New College Green plaza application to come despite bus conflict
Previous request from council for civic space appealed by Dublin Bus as ‘socially regressive’
Under the plaza plans, public transport traffic, including trams, buses and taxis, would continue to run north and south in front of Trinity College to access Nassau Street. File photograph: The Irish Times
An Bord Pleanála in November 2018 rejected the council’s plans for pedestrian and cycle plaza scheme due to concerns about the “significantly negative impacts” it would have on bus transport and traffic in the city.
Mr Keegan said he was confident the new application would be approved by the board, even though it would still require buses to be banned from crossing College Green to access Dame Street.
The council has been preparing plans for the plaza since 2015 and has said the creation of the traffic-free space was essential to the smooth running of the Luas Green line that began operations through the city centre two years ago.
It submitted its planning application for the plaza to the board in May 2017 and the board had initially intended to issue its decision in November of that year, the month before the cross-city Luas began running.
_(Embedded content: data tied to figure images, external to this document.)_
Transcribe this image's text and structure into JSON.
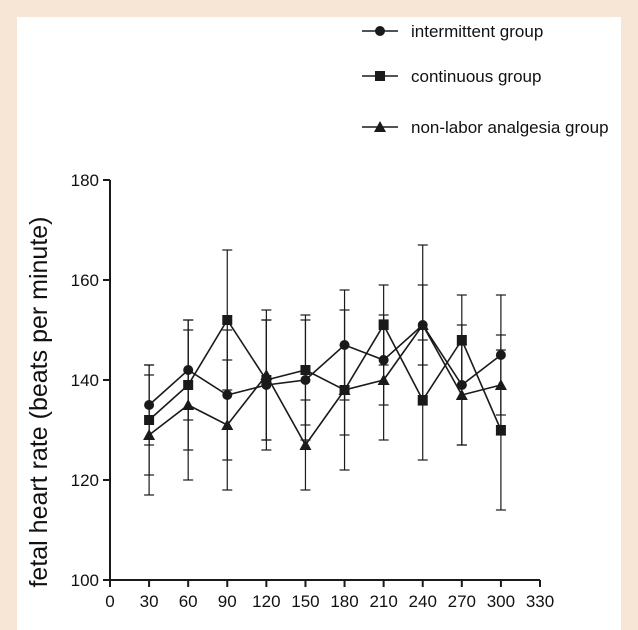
{
  "chart_data": {
    "type": "line",
    "ylabel": "fetal heart rate (beats per minute)",
    "xlim": [
      0,
      330
    ],
    "ylim": [
      100,
      180
    ],
    "x_ticks": [
      0,
      30,
      60,
      90,
      120,
      150,
      180,
      210,
      240,
      270,
      300,
      330
    ],
    "y_ticks": [
      100,
      120,
      140,
      160,
      180
    ],
    "x": [
      30,
      60,
      90,
      120,
      150,
      180,
      210,
      240,
      270,
      300
    ],
    "legend_position": "top-right",
    "grid": false,
    "series": [
      {
        "name": "intermittent group",
        "marker": "circle",
        "values": [
          135,
          142,
          137,
          139,
          140,
          147,
          144,
          151,
          139,
          145
        ],
        "error": [
          8,
          10,
          13,
          13,
          12,
          11,
          9,
          16,
          12,
          12
        ]
      },
      {
        "name": "continuous group",
        "marker": "square",
        "values": [
          132,
          139,
          152,
          140,
          142,
          138,
          151,
          136,
          148,
          130
        ],
        "error": [
          11,
          13,
          14,
          12,
          11,
          16,
          8,
          12,
          9,
          16
        ]
      },
      {
        "name": "non-labor analgesia group",
        "marker": "triangle",
        "values": [
          129,
          135,
          131,
          141,
          127,
          138,
          140,
          151,
          137,
          139
        ],
        "error": [
          12,
          15,
          13,
          13,
          9,
          9,
          12,
          8,
          10,
          10
        ]
      }
    ],
    "colors": {
      "line": "#1a1a1a",
      "background": "#f7e6d6",
      "plot": "#ffffff"
    }
  }
}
However, following a large number of appeals against the plaza plans, including one from Dublin Bus which said taking buses out of the plaza space would be “socially regressive”, the board decided to hold a public hearing.
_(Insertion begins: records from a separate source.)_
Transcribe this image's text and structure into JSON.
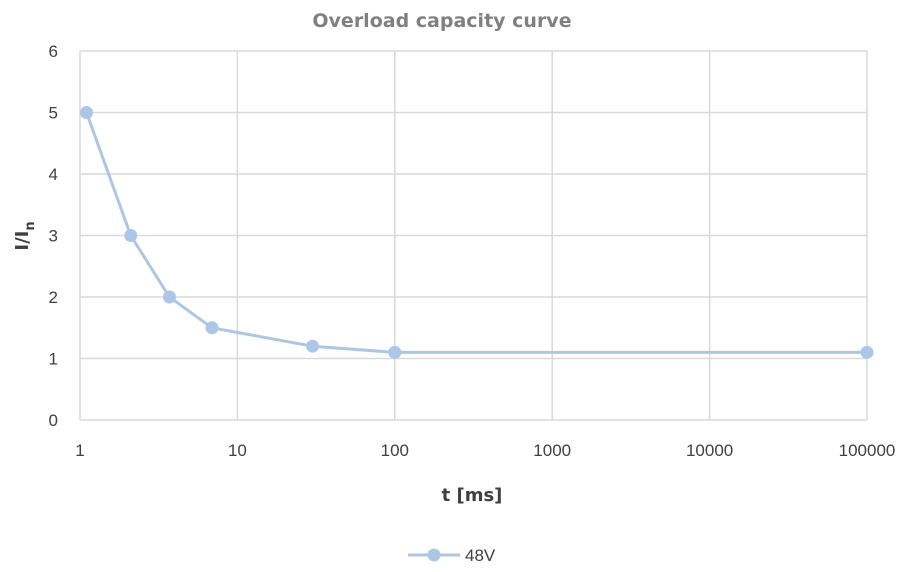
{
  "chart_data": {
    "type": "line",
    "title": "Overload capacity curve",
    "xlabel": "t [ms]",
    "ylabel": "I/I",
    "ylabel_subscript": "n",
    "x_scale": "log",
    "xlim": [
      1,
      100000
    ],
    "ylim": [
      0,
      6
    ],
    "x_ticks": [
      "1",
      "10",
      "100",
      "1000",
      "10000",
      "100000"
    ],
    "y_ticks": [
      "0",
      "1",
      "2",
      "3",
      "4",
      "5",
      "6"
    ],
    "grid": true,
    "legend_position": "bottom",
    "series": [
      {
        "name": "48V",
        "color": "#aec6e6",
        "marker": "circle",
        "x": [
          1.1,
          2.1,
          3.7,
          6.9,
          30,
          100,
          100000
        ],
        "y": [
          5,
          3,
          2,
          1.5,
          1.2,
          1.1,
          1.1
        ]
      }
    ]
  }
}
Under the plaza plans, public transport traffic, including trams, buses and taxis, would continue to run north and south in front of Trinity College to access Nassau Street, but no vehicular traffic would be permitted to cross College Green in an east/west direction, meaning buses could not run from Dame Street to Westmoreland Street or from College Street to Dame Street.
In its ruling against the plaza, the board said “the principle of the proposed development is acceptable”, it would produce a “quality public realm” and would “facilitate improved appreciation of the architectural and cultural heritage of this important site”.
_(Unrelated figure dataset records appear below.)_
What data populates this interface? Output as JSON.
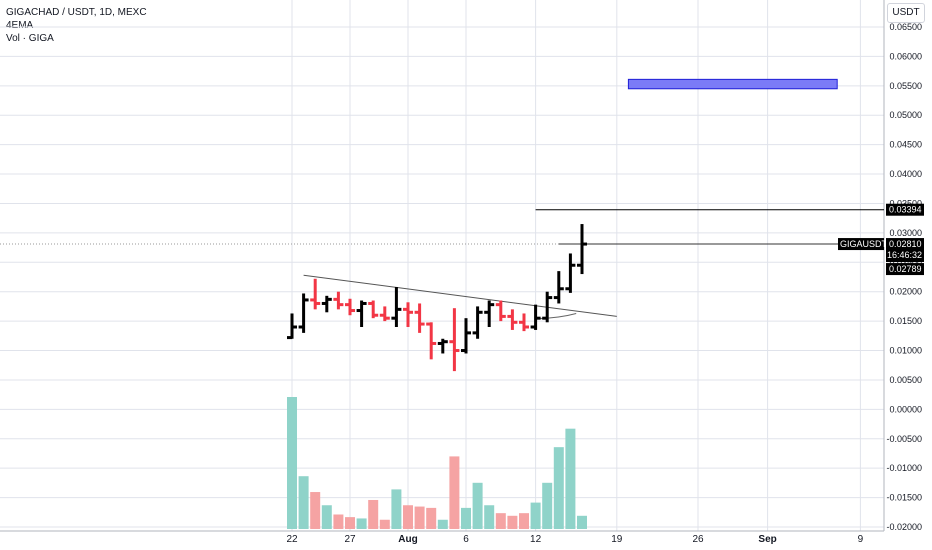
{
  "legend": {
    "symbol_line": "GIGACHAD / USDT, 1D, MEXC",
    "indicator": "4EMA",
    "volume": "Vol · GIGA"
  },
  "currency_button": "USDT",
  "colors": {
    "up": "#000000",
    "down": "#f23645",
    "vol_up": "#8fd3c9",
    "vol_down": "#f5a3a3",
    "zone_fill": "#7b7bf7",
    "zone_stroke": "#1f1fd6",
    "grid": "#e0e3eb"
  },
  "price_tags": [
    {
      "name": "level-tag",
      "value": "0.03394"
    },
    {
      "name": "symbol-tag",
      "label": "GIGAUSDT",
      "value": "0.02810",
      "countdown": "16:46:32"
    },
    {
      "name": "low-tag",
      "value": "0.02789"
    }
  ],
  "chart_data": {
    "type": "ohlc",
    "y_axis": {
      "min": -0.02,
      "max": 0.065,
      "ticks": [
        "0.06500",
        "0.06000",
        "0.05500",
        "0.05000",
        "0.04500",
        "0.04000",
        "0.03500",
        "0.03000",
        "0.02500",
        "0.02000",
        "0.01500",
        "0.01000",
        "0.00500",
        "0.00000",
        "-0.00500",
        "-0.01000",
        "-0.01500",
        "-0.02000"
      ]
    },
    "x_axis": {
      "ticks": [
        {
          "label": "22",
          "day": 0
        },
        {
          "label": "27",
          "day": 5
        },
        {
          "label": "Aug",
          "day": 10,
          "bold": true
        },
        {
          "label": "6",
          "day": 15
        },
        {
          "label": "12",
          "day": 21
        },
        {
          "label": "19",
          "day": 28
        },
        {
          "label": "26",
          "day": 35
        },
        {
          "label": "Sep",
          "day": 41,
          "bold": true
        },
        {
          "label": "9",
          "day": 49
        }
      ]
    },
    "candles": [
      {
        "day": 0,
        "o": 0.0122,
        "h": 0.0163,
        "l": 0.012,
        "c": 0.014
      },
      {
        "day": 1,
        "o": 0.014,
        "h": 0.0197,
        "l": 0.013,
        "c": 0.0186
      },
      {
        "day": 2,
        "o": 0.0186,
        "h": 0.0222,
        "l": 0.017,
        "c": 0.018
      },
      {
        "day": 3,
        "o": 0.018,
        "h": 0.0193,
        "l": 0.0165,
        "c": 0.0187
      },
      {
        "day": 4,
        "o": 0.0187,
        "h": 0.02,
        "l": 0.017,
        "c": 0.0178
      },
      {
        "day": 5,
        "o": 0.0178,
        "h": 0.0188,
        "l": 0.016,
        "c": 0.0168
      },
      {
        "day": 6,
        "o": 0.0168,
        "h": 0.0185,
        "l": 0.014,
        "c": 0.018
      },
      {
        "day": 7,
        "o": 0.018,
        "h": 0.0185,
        "l": 0.0155,
        "c": 0.016
      },
      {
        "day": 8,
        "o": 0.016,
        "h": 0.0175,
        "l": 0.015,
        "c": 0.0155
      },
      {
        "day": 9,
        "o": 0.0155,
        "h": 0.0208,
        "l": 0.014,
        "c": 0.017
      },
      {
        "day": 10,
        "o": 0.017,
        "h": 0.0182,
        "l": 0.014,
        "c": 0.0165
      },
      {
        "day": 11,
        "o": 0.0165,
        "h": 0.018,
        "l": 0.013,
        "c": 0.0145
      },
      {
        "day": 12,
        "o": 0.0145,
        "h": 0.0148,
        "l": 0.0085,
        "c": 0.0112
      },
      {
        "day": 13,
        "o": 0.0112,
        "h": 0.012,
        "l": 0.0095,
        "c": 0.0115
      },
      {
        "day": 14,
        "o": 0.0115,
        "h": 0.0172,
        "l": 0.0065,
        "c": 0.01
      },
      {
        "day": 15,
        "o": 0.01,
        "h": 0.0155,
        "l": 0.0095,
        "c": 0.013
      },
      {
        "day": 16,
        "o": 0.013,
        "h": 0.0175,
        "l": 0.012,
        "c": 0.0165
      },
      {
        "day": 17,
        "o": 0.0165,
        "h": 0.0185,
        "l": 0.014,
        "c": 0.0178
      },
      {
        "day": 18,
        "o": 0.0178,
        "h": 0.0185,
        "l": 0.015,
        "c": 0.0158
      },
      {
        "day": 19,
        "o": 0.0158,
        "h": 0.017,
        "l": 0.0135,
        "c": 0.0148
      },
      {
        "day": 20,
        "o": 0.0148,
        "h": 0.0163,
        "l": 0.0133,
        "c": 0.014
      },
      {
        "day": 21,
        "o": 0.014,
        "h": 0.0178,
        "l": 0.0135,
        "c": 0.0155
      },
      {
        "day": 22,
        "o": 0.0155,
        "h": 0.02,
        "l": 0.0148,
        "c": 0.019
      },
      {
        "day": 23,
        "o": 0.019,
        "h": 0.0235,
        "l": 0.018,
        "c": 0.0205
      },
      {
        "day": 24,
        "o": 0.0205,
        "h": 0.0265,
        "l": 0.0198,
        "c": 0.0245
      },
      {
        "day": 25,
        "o": 0.0245,
        "h": 0.0315,
        "l": 0.023,
        "c": 0.0281
      }
    ],
    "volume": {
      "max": 100,
      "bars": [
        {
          "day": 0,
          "v": 100,
          "dir": "up"
        },
        {
          "day": 1,
          "v": 40,
          "dir": "up"
        },
        {
          "day": 2,
          "v": 28,
          "dir": "down"
        },
        {
          "day": 3,
          "v": 18,
          "dir": "up"
        },
        {
          "day": 4,
          "v": 11,
          "dir": "down"
        },
        {
          "day": 5,
          "v": 9,
          "dir": "down"
        },
        {
          "day": 6,
          "v": 8,
          "dir": "up"
        },
        {
          "day": 7,
          "v": 22,
          "dir": "down"
        },
        {
          "day": 8,
          "v": 7,
          "dir": "down"
        },
        {
          "day": 9,
          "v": 30,
          "dir": "up"
        },
        {
          "day": 10,
          "v": 18,
          "dir": "down"
        },
        {
          "day": 11,
          "v": 17,
          "dir": "down"
        },
        {
          "day": 12,
          "v": 16,
          "dir": "down"
        },
        {
          "day": 13,
          "v": 7,
          "dir": "up"
        },
        {
          "day": 14,
          "v": 55,
          "dir": "down"
        },
        {
          "day": 15,
          "v": 16,
          "dir": "up"
        },
        {
          "day": 16,
          "v": 35,
          "dir": "up"
        },
        {
          "day": 17,
          "v": 18,
          "dir": "up"
        },
        {
          "day": 18,
          "v": 12,
          "dir": "down"
        },
        {
          "day": 19,
          "v": 10,
          "dir": "down"
        },
        {
          "day": 20,
          "v": 12,
          "dir": "down"
        },
        {
          "day": 21,
          "v": 20,
          "dir": "up"
        },
        {
          "day": 22,
          "v": 35,
          "dir": "up"
        },
        {
          "day": 23,
          "v": 62,
          "dir": "up"
        },
        {
          "day": 24,
          "v": 76,
          "dir": "up"
        },
        {
          "day": 25,
          "v": 10,
          "dir": "up"
        }
      ]
    },
    "drawings": {
      "trendline": {
        "from": {
          "day": 1,
          "price": 0.0228
        },
        "to": {
          "day": 28,
          "price": 0.0158
        }
      },
      "horizontal_line": {
        "from_day": 21,
        "to_day": 50,
        "price": 0.03394
      },
      "current_price_line": {
        "from_day": 23,
        "to_day": 50,
        "price": 0.0281
      },
      "target_zone": {
        "from_day": 29,
        "to_day": 47,
        "top": 0.0561,
        "bottom": 0.0545
      },
      "curve": [
        {
          "day": 21,
          "price": 0.0154
        },
        {
          "day": 23,
          "price": 0.0155
        },
        {
          "day": 24.5,
          "price": 0.0163
        }
      ]
    }
  }
}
However it refused permission because of the traffic implications, particularly for buses. The board said there was “uncertainty” about the potential effects on the bus system, but they were likely to be “significantly negative in the light of the scale of rerouting of buses proposed”.
Confident council chief
The council last summer closed College Green to traffic on three consecutive Sundays to determine popularity of the plaza and iron out any logistical difficulties. During the trial, southbound buses were diverted along the south quays, while northbound buses were diverted through the Christchurch area and down Winetavern Street to the north quays.
The council said it would await revisions of the BusConnects plan, the redesign of the Dublin Bus network, before submitting a new application for the plaza. The National Transport Authority (NTA) published its revisions last October, and while these still include buses using College Green, Mr Keegan said it is an appropriate time to resubmit plans for the plaza.
“There are now very few routes going east-west through College Green in the BusConnects plan. And we think with some small modifications the last of them can be taken out.”
Changes made to the BusConnects plan mean a proposed bus “turning circle” on Dame Street, where buses coming from the west of the city would turn before reaching College Green, could be eliminated, said Mr Keegan, as this was proving problematic to the plaza design.
“We will submit a new application to the board in the first quarter of the year and I am confident the board will be able to approve it – even more confident than I was the first time,” said Mr Keegan.
The NTA said discussions with the council about “details of routing in the centre” can “proceed on a separate track” from those of the BusConnects plan as a whole.